The survey questions may change in the future, but right now half are all identical across all surveys and half vary between surveys, though there is some overlap.
The item checkboxes will definitely change over time. There is some overlap between surveys (i.e. “cat” appears on all surveys at the moment, but some have “cat” and “dog” while others have “cat” and “llama”).
How it’s set up now
There is a main table to collect the common biographical information, and a sub-table for each individual survey.
[ul]
[li]tbl_main has all biographical fields and all questions that are identical on all surveys[/li][li]tbl_survey1 … 2 … 3 … N have fields for those questions that vary and for the checkboxes of the respective survey. There is also a foreign key that relates the record to tbl_main. [/li][/ul]
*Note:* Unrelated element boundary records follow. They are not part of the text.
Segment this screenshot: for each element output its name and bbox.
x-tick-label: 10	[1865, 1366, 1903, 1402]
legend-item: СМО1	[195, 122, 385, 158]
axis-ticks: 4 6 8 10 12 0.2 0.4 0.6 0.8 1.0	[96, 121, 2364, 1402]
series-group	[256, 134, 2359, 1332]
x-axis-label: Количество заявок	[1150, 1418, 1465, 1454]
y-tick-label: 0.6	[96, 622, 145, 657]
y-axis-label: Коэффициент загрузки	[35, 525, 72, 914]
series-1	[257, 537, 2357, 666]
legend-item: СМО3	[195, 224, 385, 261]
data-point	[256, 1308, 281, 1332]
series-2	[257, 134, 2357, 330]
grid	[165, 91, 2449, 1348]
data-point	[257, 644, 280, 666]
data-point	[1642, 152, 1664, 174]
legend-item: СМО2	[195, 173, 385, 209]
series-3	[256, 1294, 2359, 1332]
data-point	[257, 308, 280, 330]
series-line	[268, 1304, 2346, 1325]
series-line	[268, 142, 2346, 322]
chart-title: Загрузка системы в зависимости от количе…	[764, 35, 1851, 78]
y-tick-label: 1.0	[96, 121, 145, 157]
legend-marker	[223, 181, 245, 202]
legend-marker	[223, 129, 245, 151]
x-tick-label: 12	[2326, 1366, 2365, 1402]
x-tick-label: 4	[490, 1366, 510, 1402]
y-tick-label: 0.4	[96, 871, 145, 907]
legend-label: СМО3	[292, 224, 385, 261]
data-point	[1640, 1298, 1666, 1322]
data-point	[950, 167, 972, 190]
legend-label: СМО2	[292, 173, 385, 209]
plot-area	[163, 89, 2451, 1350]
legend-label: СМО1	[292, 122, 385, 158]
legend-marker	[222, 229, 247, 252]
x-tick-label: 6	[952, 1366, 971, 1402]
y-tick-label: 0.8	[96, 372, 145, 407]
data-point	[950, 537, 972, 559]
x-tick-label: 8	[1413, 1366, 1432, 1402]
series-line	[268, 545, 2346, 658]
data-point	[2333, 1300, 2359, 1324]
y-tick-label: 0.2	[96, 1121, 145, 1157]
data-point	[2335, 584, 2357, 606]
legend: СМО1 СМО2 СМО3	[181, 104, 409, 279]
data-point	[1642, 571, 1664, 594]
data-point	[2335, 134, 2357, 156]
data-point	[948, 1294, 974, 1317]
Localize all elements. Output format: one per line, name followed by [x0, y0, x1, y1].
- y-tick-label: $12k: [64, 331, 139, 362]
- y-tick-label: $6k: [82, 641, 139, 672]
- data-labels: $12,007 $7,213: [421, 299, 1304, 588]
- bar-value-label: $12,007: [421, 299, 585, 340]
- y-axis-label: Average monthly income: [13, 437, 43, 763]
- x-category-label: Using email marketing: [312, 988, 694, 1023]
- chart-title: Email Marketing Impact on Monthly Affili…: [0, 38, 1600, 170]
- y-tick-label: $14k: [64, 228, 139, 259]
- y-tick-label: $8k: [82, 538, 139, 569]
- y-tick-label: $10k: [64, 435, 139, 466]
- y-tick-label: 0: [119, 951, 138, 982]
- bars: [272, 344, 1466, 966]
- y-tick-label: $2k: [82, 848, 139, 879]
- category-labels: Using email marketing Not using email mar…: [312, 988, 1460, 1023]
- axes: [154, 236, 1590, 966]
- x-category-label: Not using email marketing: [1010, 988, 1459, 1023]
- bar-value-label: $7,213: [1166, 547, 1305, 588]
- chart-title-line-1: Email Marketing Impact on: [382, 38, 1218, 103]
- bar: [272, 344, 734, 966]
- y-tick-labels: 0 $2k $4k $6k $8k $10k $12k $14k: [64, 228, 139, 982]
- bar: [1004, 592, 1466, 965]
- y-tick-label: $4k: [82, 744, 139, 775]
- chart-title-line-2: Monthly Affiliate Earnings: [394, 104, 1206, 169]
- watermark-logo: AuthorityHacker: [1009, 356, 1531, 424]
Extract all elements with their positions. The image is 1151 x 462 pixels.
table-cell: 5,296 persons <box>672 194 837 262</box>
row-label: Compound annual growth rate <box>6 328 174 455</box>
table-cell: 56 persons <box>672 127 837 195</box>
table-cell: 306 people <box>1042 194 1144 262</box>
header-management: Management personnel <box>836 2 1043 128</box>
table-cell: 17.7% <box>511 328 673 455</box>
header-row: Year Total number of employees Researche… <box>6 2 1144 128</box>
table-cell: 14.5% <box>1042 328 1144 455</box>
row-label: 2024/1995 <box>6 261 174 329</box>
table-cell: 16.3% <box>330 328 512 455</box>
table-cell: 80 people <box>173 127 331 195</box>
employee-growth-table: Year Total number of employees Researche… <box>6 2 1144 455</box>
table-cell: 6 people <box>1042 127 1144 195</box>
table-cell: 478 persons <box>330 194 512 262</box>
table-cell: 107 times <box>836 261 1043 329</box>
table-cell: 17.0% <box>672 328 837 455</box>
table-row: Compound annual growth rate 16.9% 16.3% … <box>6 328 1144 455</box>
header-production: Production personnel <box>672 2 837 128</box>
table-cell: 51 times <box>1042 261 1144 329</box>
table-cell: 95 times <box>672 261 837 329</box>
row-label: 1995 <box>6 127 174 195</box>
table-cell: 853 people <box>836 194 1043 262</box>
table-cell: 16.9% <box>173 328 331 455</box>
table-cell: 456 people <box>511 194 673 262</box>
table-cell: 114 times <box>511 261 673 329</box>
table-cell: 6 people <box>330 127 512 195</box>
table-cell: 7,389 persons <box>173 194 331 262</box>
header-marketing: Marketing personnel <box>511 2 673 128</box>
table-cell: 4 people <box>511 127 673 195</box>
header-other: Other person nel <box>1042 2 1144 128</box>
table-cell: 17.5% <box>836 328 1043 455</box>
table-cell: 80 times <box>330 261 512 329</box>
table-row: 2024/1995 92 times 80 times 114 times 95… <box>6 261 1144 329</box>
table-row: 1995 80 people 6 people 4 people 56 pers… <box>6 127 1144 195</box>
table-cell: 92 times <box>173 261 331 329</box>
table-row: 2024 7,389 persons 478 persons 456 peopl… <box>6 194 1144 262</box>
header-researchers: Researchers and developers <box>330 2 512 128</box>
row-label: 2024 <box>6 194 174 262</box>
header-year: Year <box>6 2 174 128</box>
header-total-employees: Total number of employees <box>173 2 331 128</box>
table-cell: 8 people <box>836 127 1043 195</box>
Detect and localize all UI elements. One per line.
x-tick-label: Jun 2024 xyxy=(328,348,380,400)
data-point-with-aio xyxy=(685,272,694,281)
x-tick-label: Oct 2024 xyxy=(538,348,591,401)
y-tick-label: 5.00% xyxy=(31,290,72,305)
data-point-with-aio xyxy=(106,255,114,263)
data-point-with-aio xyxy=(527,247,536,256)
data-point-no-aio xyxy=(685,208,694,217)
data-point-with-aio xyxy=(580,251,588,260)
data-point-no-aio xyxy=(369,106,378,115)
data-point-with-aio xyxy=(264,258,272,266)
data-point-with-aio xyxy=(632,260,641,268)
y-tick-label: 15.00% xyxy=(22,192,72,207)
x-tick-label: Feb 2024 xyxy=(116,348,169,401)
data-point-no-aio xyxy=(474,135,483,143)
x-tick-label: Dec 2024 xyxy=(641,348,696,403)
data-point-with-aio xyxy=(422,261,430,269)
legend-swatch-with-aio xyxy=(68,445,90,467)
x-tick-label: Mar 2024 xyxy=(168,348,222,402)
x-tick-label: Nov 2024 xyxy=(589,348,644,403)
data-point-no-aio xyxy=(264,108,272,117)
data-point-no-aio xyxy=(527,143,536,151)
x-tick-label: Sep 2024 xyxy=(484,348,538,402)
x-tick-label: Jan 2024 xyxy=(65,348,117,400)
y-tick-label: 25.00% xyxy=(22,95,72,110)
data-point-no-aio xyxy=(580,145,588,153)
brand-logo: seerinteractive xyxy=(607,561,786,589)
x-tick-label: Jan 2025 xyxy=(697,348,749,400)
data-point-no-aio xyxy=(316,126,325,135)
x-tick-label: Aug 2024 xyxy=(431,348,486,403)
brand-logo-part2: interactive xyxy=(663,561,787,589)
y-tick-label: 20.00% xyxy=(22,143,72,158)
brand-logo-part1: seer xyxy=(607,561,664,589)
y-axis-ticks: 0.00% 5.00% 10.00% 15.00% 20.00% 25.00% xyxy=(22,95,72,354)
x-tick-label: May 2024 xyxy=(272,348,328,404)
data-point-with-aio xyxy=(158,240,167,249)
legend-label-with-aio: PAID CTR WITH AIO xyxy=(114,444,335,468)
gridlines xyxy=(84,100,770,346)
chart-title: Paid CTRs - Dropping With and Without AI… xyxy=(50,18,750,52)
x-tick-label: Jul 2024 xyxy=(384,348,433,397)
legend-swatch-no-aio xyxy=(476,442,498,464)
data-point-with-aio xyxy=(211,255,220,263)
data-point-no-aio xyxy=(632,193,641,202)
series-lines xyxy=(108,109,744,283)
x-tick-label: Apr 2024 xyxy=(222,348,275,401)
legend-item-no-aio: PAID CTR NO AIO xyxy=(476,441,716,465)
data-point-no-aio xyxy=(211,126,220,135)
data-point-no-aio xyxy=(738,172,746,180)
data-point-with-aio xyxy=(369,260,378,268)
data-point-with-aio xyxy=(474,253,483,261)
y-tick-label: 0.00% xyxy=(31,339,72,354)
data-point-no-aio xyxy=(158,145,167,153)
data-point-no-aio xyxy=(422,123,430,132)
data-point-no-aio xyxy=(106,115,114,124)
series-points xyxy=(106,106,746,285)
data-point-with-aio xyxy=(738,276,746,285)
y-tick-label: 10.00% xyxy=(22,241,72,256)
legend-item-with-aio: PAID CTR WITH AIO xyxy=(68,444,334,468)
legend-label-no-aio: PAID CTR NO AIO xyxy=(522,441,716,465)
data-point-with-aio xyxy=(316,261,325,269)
This seems somehow inelegant, but I’m not quite proficient enough to say why. It feels wrong to have several fields repeating across sub-tables. What if I want a query that, for example, pulls all people in California who don’t like surveys and have cats or llamas? I think the problems with that are somewhat self evident: I’d need to know/remember the fields of all tables in order to know which to include in the query.
But I’m not sure what the best way to redesign the structure would be (hence, why I’m posting here).
I’m leaning towards just two tables: One table with the unchanging, permanent biographical information in it. Then a second table with a field for each question, regardless of whether the question repeats across surveys. However… wouldn’t doing it this way mean that over time, the second table will grow and grow and grow in the number of fields?
Or should each question get its own table? That is, a tbl_cats with the only field being the primary key of tbl_main to relate it to a responder. Each one-field table would get populated by a responder-ID. However… wouldn’t that mean I’ll eventually end up with hundreds of tables? Some complicated queries might be a bit, well, extra complicated, no?
So… are any of the above methods the “proper” way to design this structure? Is there another, better way I should go about this?
Oh, if it makes a difference, this database is built with PHP and MYSQL, interacting through the web.
Thanks for any help you may have—even if it’s just an encouraging word!
Rhythm